Each tablet for oral administration contains either 20 mg or 40 mg of famotidine, along with the following inactive ingredients: hydroxypropyl cellulose, hypromellose, magnesium stearate, microcrystalline cellulose, pregelatinized starch, talc, titanium dioxide, and polyethylene glycol. The 20 mg tablets also include iron oxides.

Uses and Indications

Famotidine tablets are indicated for the short-term treatment of active duodenal ulcer, with most adult patients healing within 4 weeks. It is recommended that famotidine not be used at full dosage for longer than 6 to 8 weeks, as studies have not assessed the safety of famotidine in uncomplicated active duodenal ulcer beyond this duration.

Additionally, famotidine is indicated for maintenance therapy in duodenal ulcer patients at a reduced dosage following the healing of an active ulcer; however, controlled studies in adults have not extended beyond one year.

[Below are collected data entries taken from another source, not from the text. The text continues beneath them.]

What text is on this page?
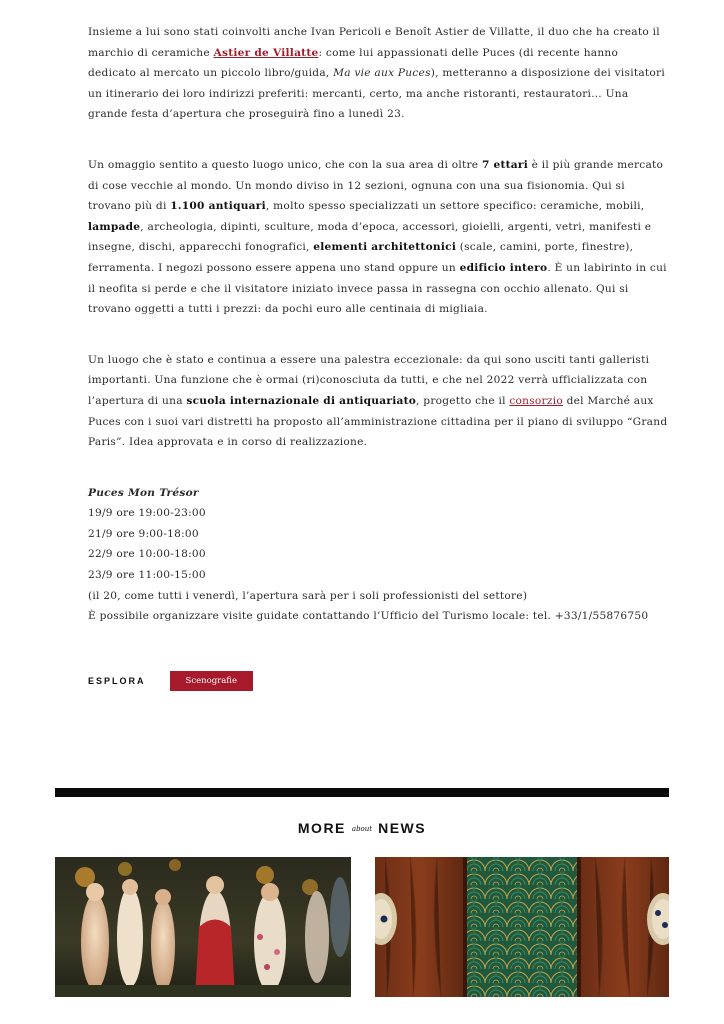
Insieme a lui sono stati coinvolti anche Ivan Pericoli e Benoît Astier de Villatte, il duo che ha creato il marchio di ceramiche Astier de Villatte: come lui appassionati delle Puces (di recente hanno dedicato al mercato un piccolo libro/guida, Ma vie aux Puces), metteranno a disposizione dei visitatori un itinerario dei loro indirizzi preferiti: mercanti, certo, ma anche ristoranti, restauratori… Una grande festa d’apertura che proseguirà fino a lunedì 23.

Un omaggio sentito a questo luogo unico, che con la sua area di oltre 7 ettari è il più grande mercato di cose vecchie al mondo. Un mondo diviso in 12 sezioni, ognuna con una sua fisionomia. Qui si trovano più di 1.100 antiquari, molto spesso specializzati un settore specifico: ceramiche, mobili, lampade, archeologia, dipinti, sculture, moda d’epoca, accessori, gioielli, argenti, vetri, manifesti e insegne, dischi, apparecchi fonografici, elementi architettonici (scale, camini, porte, finestre), ferramenta. I negozi possono essere appena uno stand oppure un edificio intero. È un labirinto in cui il neofita si perde e che il visitatore iniziato invece passa in rassegna con occhio allenato. Qui si trovano oggetti a tutti i prezzi: da pochi euro alle centinaia di migliaia.

Un luogo che è stato e continua a essere una palestra eccezionale: da qui sono usciti tanti galleristi importanti. Una funzione che è ormai (ri)conosciuta da tutti, e che nel 2022 verrà ufficializzata con l’apertura di una scuola internazionale di antiquariato, progetto che il consorzio del Marché aux Puces con i suoi vari distretti ha proposto all’amministrazione cittadina per il piano di sviluppo “Grand Paris”. Idea approvata e in corso di realizzazione.

Puces Mon Trésor
19/9 ore 19:00-23:00
21/9 ore 9:00-18:00
22/9 ore 10:00-18:00
23/9 ore 11:00-15:00
(il 20, come tutti i venerdì, l’apertura sarà per i soli professionisti del settore)
È possibile organizzare visite guidate contattando l’Ufficio del Turismo locale: tel. +33/1/55876750
ESPLORA	Scenografie
MORE about NEWS
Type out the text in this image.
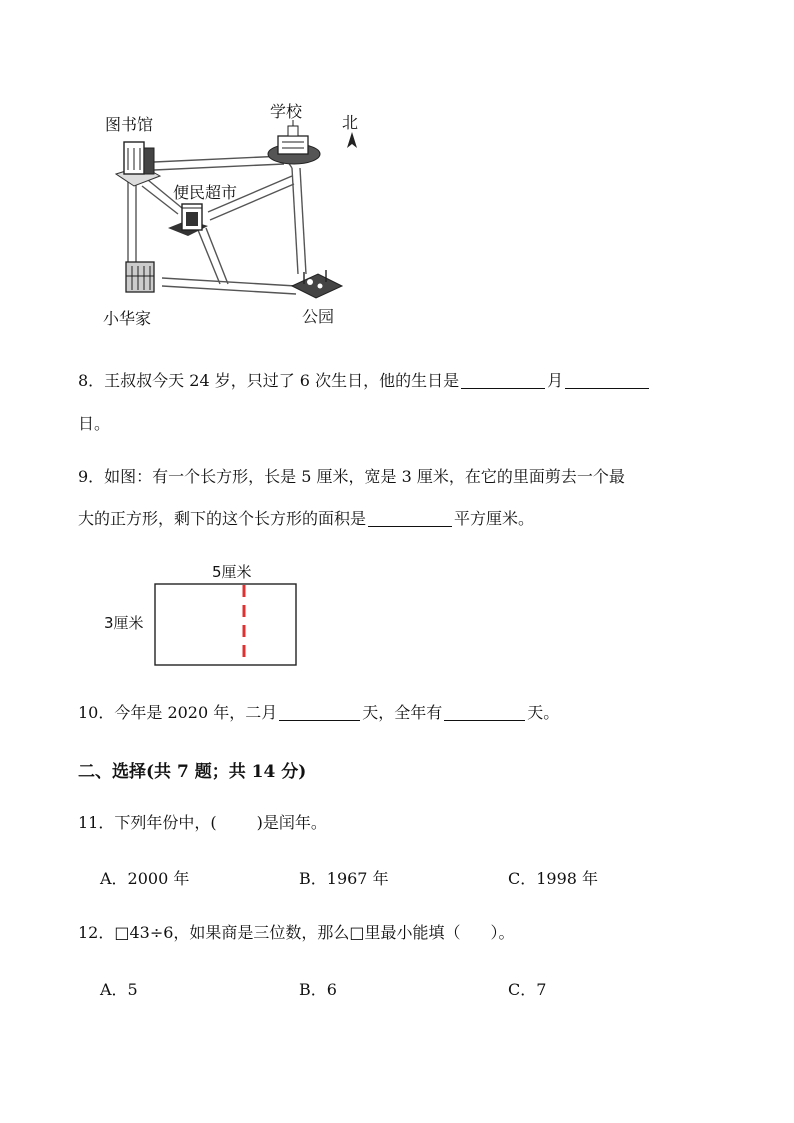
图书馆
学校
北
便民超市
小华家	公园
8．王叔叔今天 24 岁，只过了 6 次生日，他的生日是	月
日。
9．如图：有一个长方形，长是 5 厘米，宽是 3 厘米，在它的里面剪去一个最
大的正方形，剩下的这个长方形的面积是	平方厘米。
5厘米
3厘米
10．今年是 2020 年，二月	天，全年有	天。
二、选择(共 7 题；共 14 分)
11．下列年份中，(	)是闰年。
A．2000 年	B．1967 年	C．1998 年
12．□43÷6，如果商是三位数，那么□里最小能填（ ）。
A．5	B．6	C．7
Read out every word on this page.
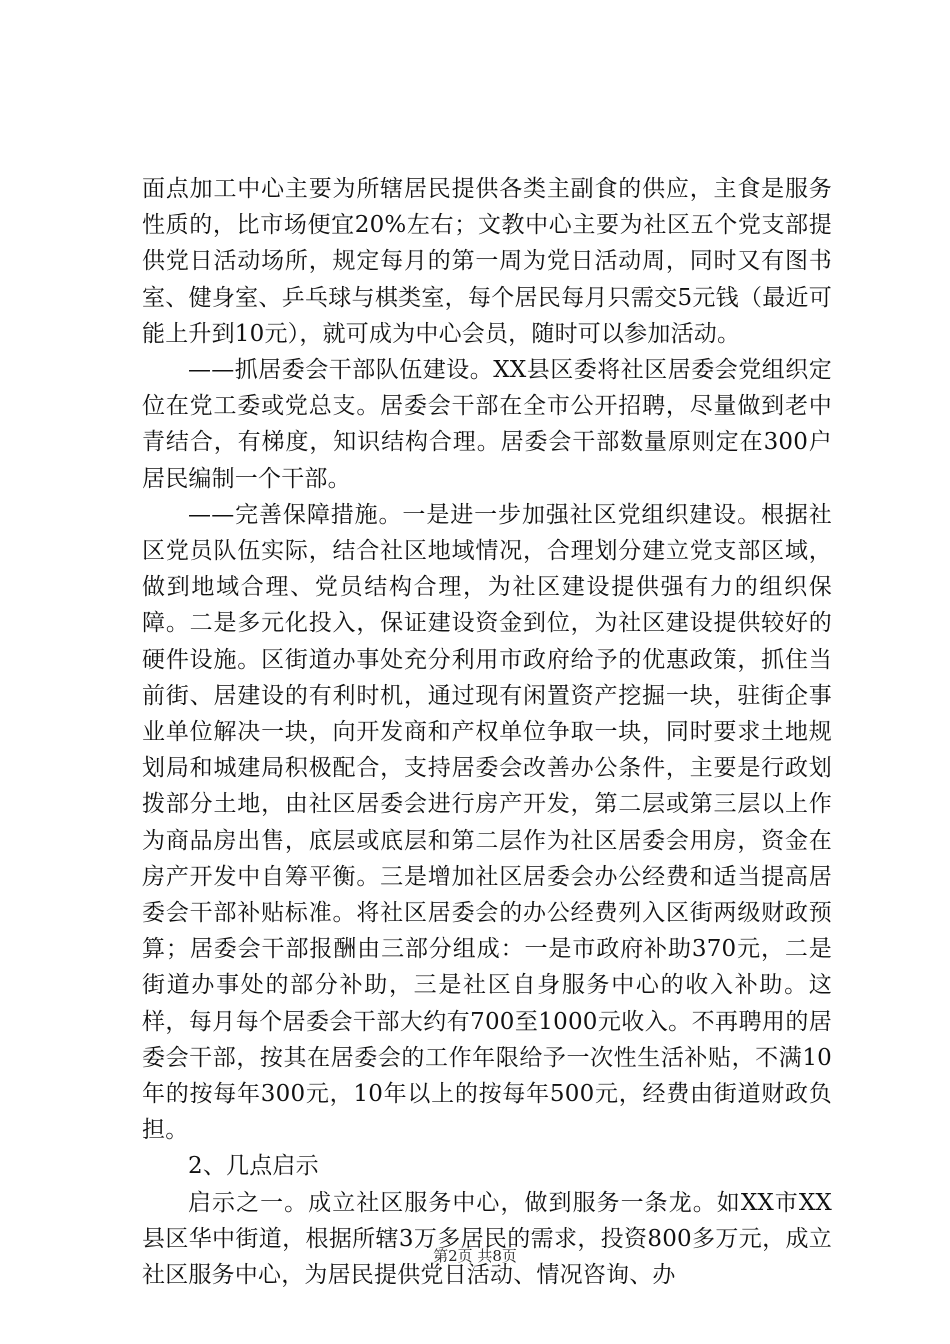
面点加工中心主要为所辖居民提供各类主副食的供应，主食是服务性质的，比市场便宜20%左右；文教中心主要为社区五个党支部提供党日活动场所，规定每月的第一周为党日活动周，同时又有图书室、健身室、乒乓球与棋类室，每个居民每月只需交5元钱（最近可能上升到10元），就可成为中心会员，随时可以参加活动。

——抓居委会干部队伍建设。XX县区委将社区居委会党组织定位在党工委或党总支。居委会干部在全市公开招聘，尽量做到老中青结合，有梯度，知识结构合理。居委会干部数量原则定在300户居民编制一个干部。

——完善保障措施。一是进一步加强社区党组织建设。根据社区党员队伍实际，结合社区地域情况，合理划分建立党支部区域，做到地域合理、党员结构合理，为社区建设提供强有力的组织保障。二是多元化投入，保证建设资金到位，为社区建设提供较好的硬件设施。区街道办事处充分利用市政府给予的优惠政策，抓住当前街、居建设的有利时机，通过现有闲置资产挖掘一块，驻街企事业单位解决一块，向开发商和产权单位争取一块，同时要求土地规划局和城建局积极配合，支持居委会改善办公条件，主要是行政划拨部分土地，由社区居委会进行房产开发，第二层或第三层以上作为商品房出售，底层或底层和第二层作为社区居委会用房，资金在房产开发中自筹平衡。三是增加社区居委会办公经费和适当提高居委会干部补贴标准。将社区居委会的办公经费列入区街两级财政预算；居委会干部报酬由三部分组成：一是市政府补助370元，二是街道办事处的部分补助，三是社区自身服务中心的收入补助。这样，每月每个居委会干部大约有700至1000元收入。不再聘用的居委会干部，按其在居委会的工作年限给予一次性生活补贴，不满10年的按每年300元，10年以上的按每年500元，经费由街道财政负担。

2、几点启示

启示之一。成立社区服务中心，做到服务一条龙。如XX市XX县区华中街道，根据所辖3万多居民的需求，投资800多万元，成立社区服务中心，为居民提供党日活动、情况咨询、办

第2页 共8页
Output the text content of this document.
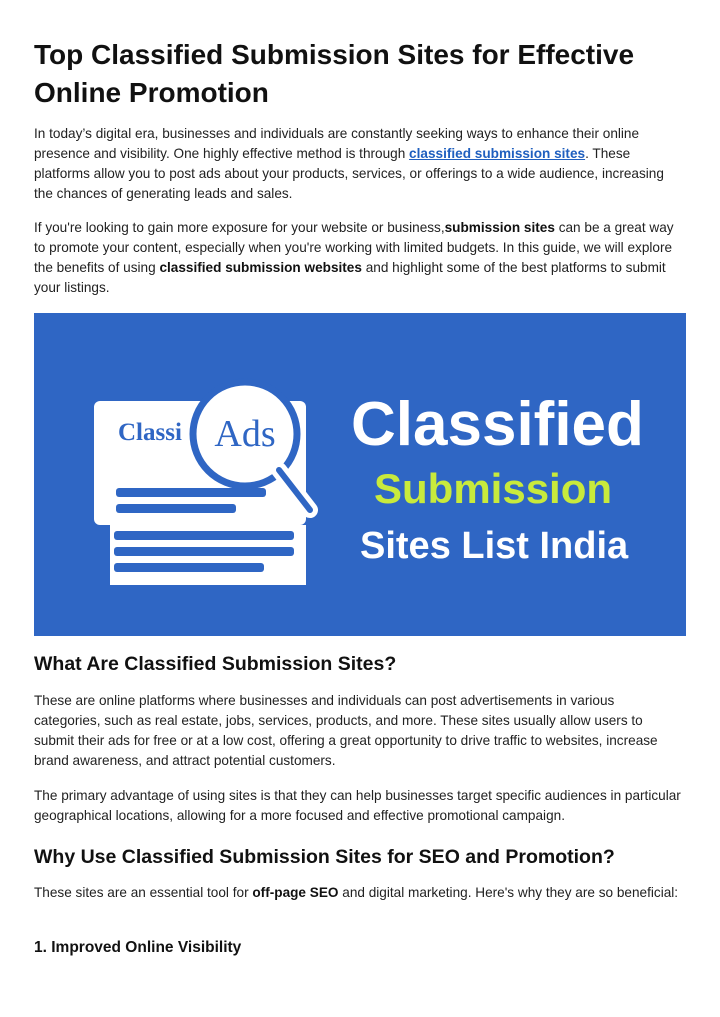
Top Classified Submission Sites for Effective Online Promotion

In today’s digital era, businesses and individuals are constantly seeking ways to enhance their online presence and visibility. One highly effective method is through classified submission sites. These platforms allow you to post ads about your products, services, or offerings to a wide audience, increasing the chances of generating leads and sales.

If you're looking to gain more exposure for your website or business,submission sites can be a great way to promote your content, especially when you're working with limited budgets. In this guide, we will explore the benefits of using classified submission websites and highlight some of the best platforms to submit your listings.

Classi Ads Classified
Submission
Sites List India
What Are Classified Submission Sites?

These are online platforms where businesses and individuals can post advertisements in various categories, such as real estate, jobs, services, products, and more. These sites usually allow users to submit their ads for free or at a low cost, offering a great opportunity to drive traffic to websites, increase brand awareness, and attract potential customers.

The primary advantage of using sites is that they can help businesses target specific audiences in particular geographical locations, allowing for a more focused and effective promotional campaign.

Why Use Classified Submission Sites for SEO and Promotion?

These sites are an essential tool for off-page SEO and digital marketing. Here's why they are so beneficial:

1. Improved Online Visibility
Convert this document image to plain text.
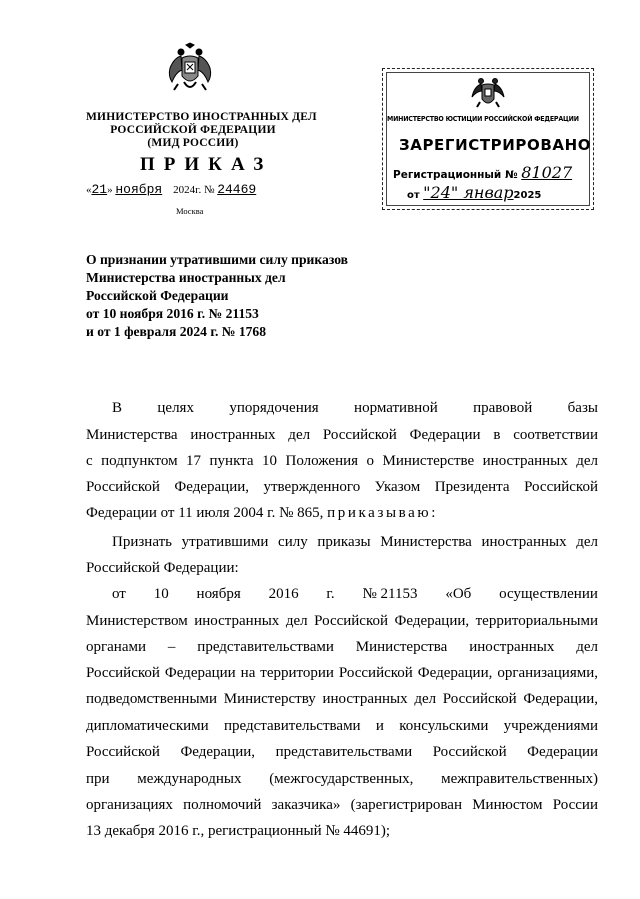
МИНИСТЕРСТВО ИНОСТРАННЫХ ДЕЛ
РОССИЙСКОЙ ФЕДЕРАЦИИ
(МИД РОССИИ)
ПРИКАЗ
«21» ноября 2024г. № 24469
Москва
МИНИСТЕРСТВО ЮСТИЦИИ РОССИЙСКОЙ ФЕДЕРАЦИИ
ЗАРЕГИСТРИРОВАНО
Регистрационный № 81027
от "24" январ2025
О признании утратившими силу приказов
Министерства иностранных дел
Российской Федерации
от 10 ноября 2016 г. № 21153
и от 1 февраля 2024 г. № 1768
В целях упорядочения нормативной правовой базы
Министерства иностранных дел Российской Федерации в соответствии
с подпунктом 17 пункта 10 Положения о Министерстве иностранных дел
Российской Федерации, утвержденного Указом Президента Российской
Федерации от 11 июля 2004 г. № 865, приказываю:
Признать утратившими силу приказы Министерства иностранных дел
Российской Федерации:
от 10 ноября 2016 г. № 21153 «Об осуществлении
Министерством иностранных дел Российской Федерации, территориальными
органами – представительствами Министерства иностранных дел
Российской Федерации на территории Российской Федерации, организациями,
подведомственными Министерству иностранных дел Российской Федерации,
дипломатическими представительствами и консульскими учреждениями
Российской Федерации, представительствами Российской Федерации
при международных (межгосударственных, межправительственных)
организациях полномочий заказчика» (зарегистрирован Минюстом России
13 декабря 2016 г., регистрационный № 44691);
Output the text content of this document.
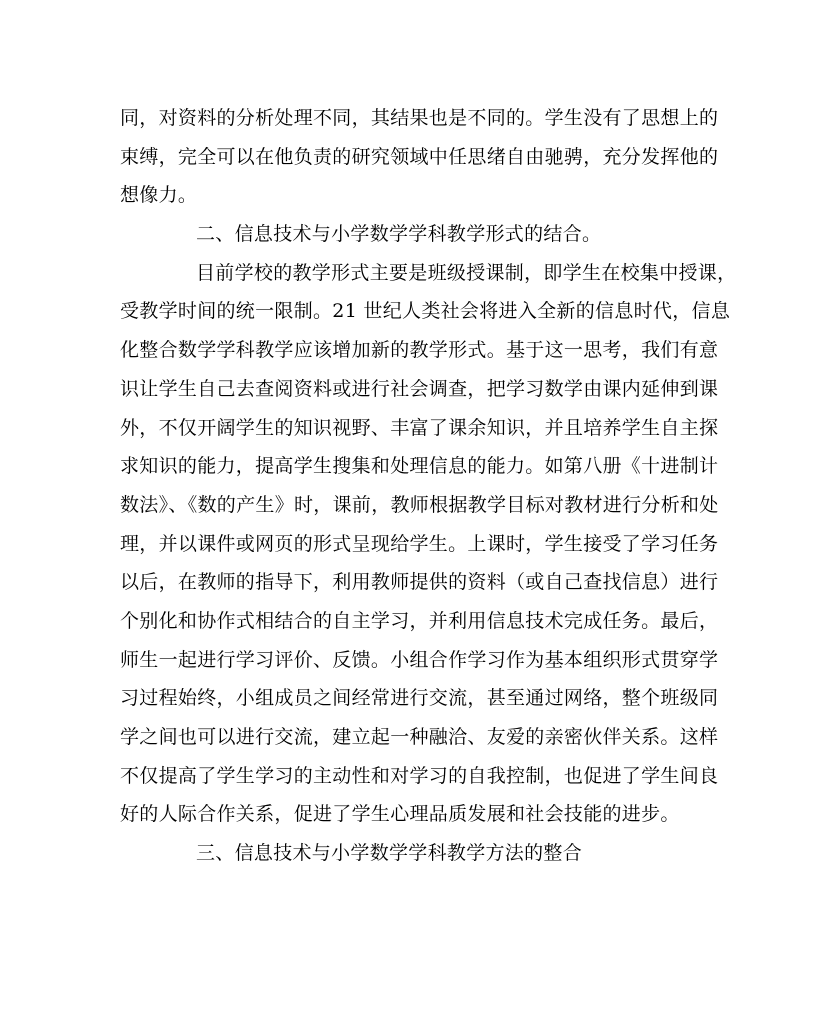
同，对资料的分析处理不同，其结果也是不同的。学生没有了思想上的
束缚，完全可以在他负责的研究领域中任思绪自由驰骋，充分发挥他的
想像力。
二、信息技术与小学数学学科教学形式的结合。
目前学校的教学形式主要是班级授课制，即学生在校集中授课，
受教学时间的统一限制。21 世纪人类社会将进入全新的信息时代，信息
化整合数学学科教学应该增加新的教学形式。基于这一思考，我们有意
识让学生自己去查阅资料或进行社会调查，把学习数学由课内延伸到课
外，不仅开阔学生的知识视野、丰富了课余知识，并且培养学生自主探
求知识的能力，提高学生搜集和处理信息的能力。如第八册《十进制计
数法》、《数的产生》时，课前，教师根据教学目标对教材进行分析和处
理，并以课件或网页的形式呈现给学生。上课时，学生接受了学习任务
以后，在教师的指导下，利用教师提供的资料（或自己查找信息）进行
个别化和协作式相结合的自主学习，并利用信息技术完成任务。最后，
师生一起进行学习评价、反馈。小组合作学习作为基本组织形式贯穿学
习过程始终，小组成员之间经常进行交流，甚至通过网络，整个班级同
学之间也可以进行交流，建立起一种融洽、友爱的亲密伙伴关系。这样
不仅提高了学生学习的主动性和对学习的自我控制，也促进了学生间良
好的人际合作关系，促进了学生心理品质发展和社会技能的进步。
三、信息技术与小学数学学科教学方法的整合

The drug is also indicated for the short-term treatment of active benign gastric ulcer, with most adult patients healing within 6 weeks. Similar to duodenal ulcers, studies have not evaluated the safety or efficacy of famotidine in uncomplicated active benign gastric ulcer for periods exceeding 8 weeks.

Famotidine is indicated for the short-term treatment of gastroesophageal reflux disease (GERD) in patients presenting with symptoms, as well as for the short-term treatment of esophagitis due to GERD, including erosive or ulcerative disease diagnosed by endoscopy.

Furthermore, famotidine is indicated for the treatment of pathological hypersecretory conditions, such as Zollinger-Ellison Syndrome and multiple endocrine adenomas.

No teratogenic or nonteratogenic effects have been reported.

Dosage and Administration

The recommended adult oral dosage for the treatment of active duodenal ulcer is 40 mg once daily at bedtime. Most patients typically achieve healing within 4 weeks; however, there is generally no need to continue famotidine at the full dosage for longer than 6 to 8 weeks. An alternative regimen of 20 mg administered twice daily (b.i.d.) is also effective. For maintenance therapy, the recommended adult oral dose is 20 mg once daily at bedtime.

For the treatment of active benign gastric ulcer, the recommended adult oral dosage is 40 mg once daily at bedtime.

In adult patients with gastroesophageal reflux disease (GERD), the recommended oral dosage for symptomatic treatment is 20 mg b.i.d. for up to 6 weeks. For patients with esophagitis, including erosions and ulcerations due to GERD, the recommended oral dosage is either 20 mg or 40 mg b.i.d. for up to 12 weeks.

For pediatric patients under 1 year of age with GERD, the starting dose is 0.5 mg/kg per dose of famotidine oral suspension. This is to be administered once daily for up to 8 weeks in patients under 3 months of age, and twice daily in patients aged 3 months to less than 1 year.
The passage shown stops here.